Зачем ты меня отпустил? Это правда, я – драконский человек, но зачем ты отдал меня злому дракону? В сыром и гулком замке так страшно умирать. Нет, не то, прости меня, я просто очень больна, ничего не соображаю. Но только не думай, что я очень несчастна. Наоборот. Смотри, сейчас я снова напишу: Ян! Если б ты только знал, какое это счастье!»

Внизу стукнула дверь: чьи-то шаги. Ян, сложив письмо, стал подниматься по лестнице. «Если б ты только знал, какое это счастье!»

Он поднялся ещё на одну площадку и раскрыл письмо снова:

«Почему ты никогда мне не верил, что это – самое красивое имя? Ян! Иногда мне кажется, что от одного этого звука может сразу всё разрушиться, весь замок. Нет, это ведь только для меня. И я их всех брошу? Но какой толк?… Теперь я сама ничего не понимаю, устала. Лучше завтра всё объясню.

Здравствуй, Ян! Видишь, снова я узнала это счастье. И пусть дракон подсматривает, что я пишу – он же всё равно ничего не поймёт. Сегодня мне кажется, я смогу объяснить тебе самое главное. Знаешь, чем я больше всего отличаюсь от тебя? Не тем даже, что я слабее тебя. Главное – мне всё время кажется, что я что-то должна и не делаю этого.
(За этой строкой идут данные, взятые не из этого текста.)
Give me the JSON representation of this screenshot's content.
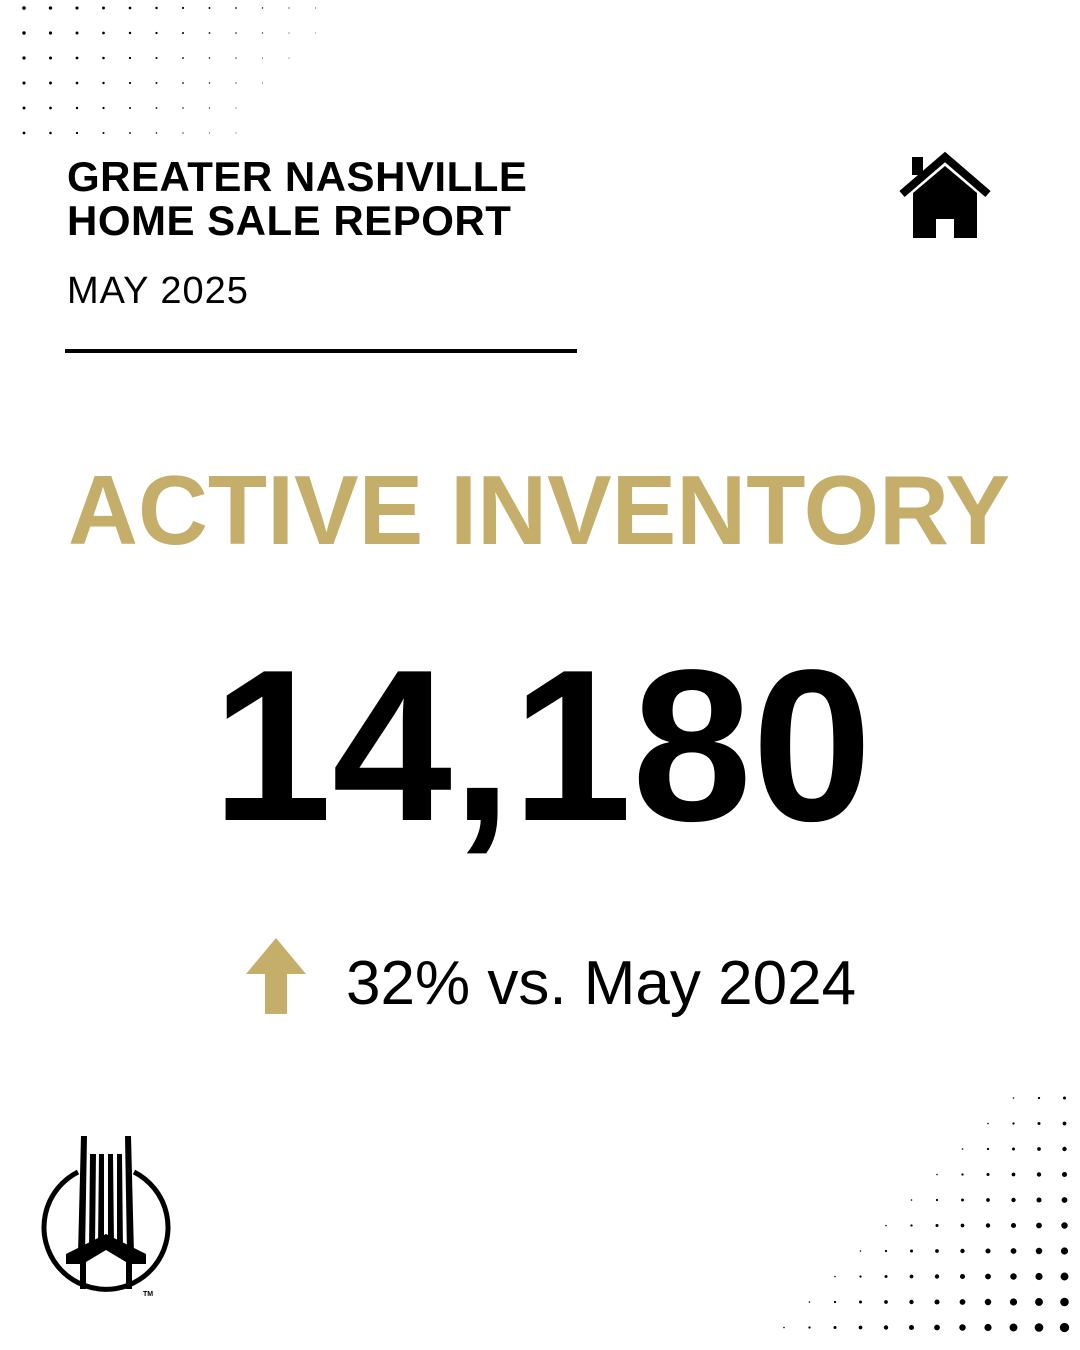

Если я мою посуду, я мучусь тем, что должна стирать, если стираю – тем, что должна делать уроки. Даже когда я отдыхаю, мне кажется, что я как-то не так должна отдыхать. И только у вас этого во мне не было, когда мы уехали от отца и особенно – когда жили у бабушки. Тебе этого не представить, но не думай, что это – ерунда. Это так изматывает. Вот в этом, наверное, и кроется самое главное. Я не знаю, как иначе объяснить тебе. У меня была свобода выбора, но какая же это свобода, если мне всё время кажется, что я кому-то что-то должна? Если я буду с тобой, меня будет мучить совесть. Нет, не совесть, просто чёрная тень волочилась бы за мною всю жизнь, будто я совершила предательство. Ты пишешь, что ты остался жить из-за какого-то почти мистического ощущения, что всё должно стать хорошо. У меня такого чувства нет. Мне только иногда кажется, будто меня что-то очень медленно глотает. Лучше б уж скорей! Ты спрашиваешь, как я живу: но я, наверное, не жила. Я где-то ходила и делала всё, что делать не хотела, а хотела я всегда только лежать. У нас за шкафом плесень растёт, мама смеётся, что мы пенницилин выращиваем. Только не будешь меня презирать? – мне, кажется, нравилось, что у нас плесень. И ещё я совсем не хотела двигаться. Когда я видела несправедливость и торжествующих сволочей, я не могла встать и сказать им, что они – сволочи. И если я что-то должна тем, кто живёт рядом со мной, то я ничего для них не сделала. Я была ближе к тем, кто уже умер, ведь я тоже была неподвижна, как они. Видно, для человека такая жизнь не подходит, и я заболела. Лежу в больнице: что-то с лёгкими, врачи пока не понимают, что. И больше не надо притворяться, что я хочу есть, ходить и жить.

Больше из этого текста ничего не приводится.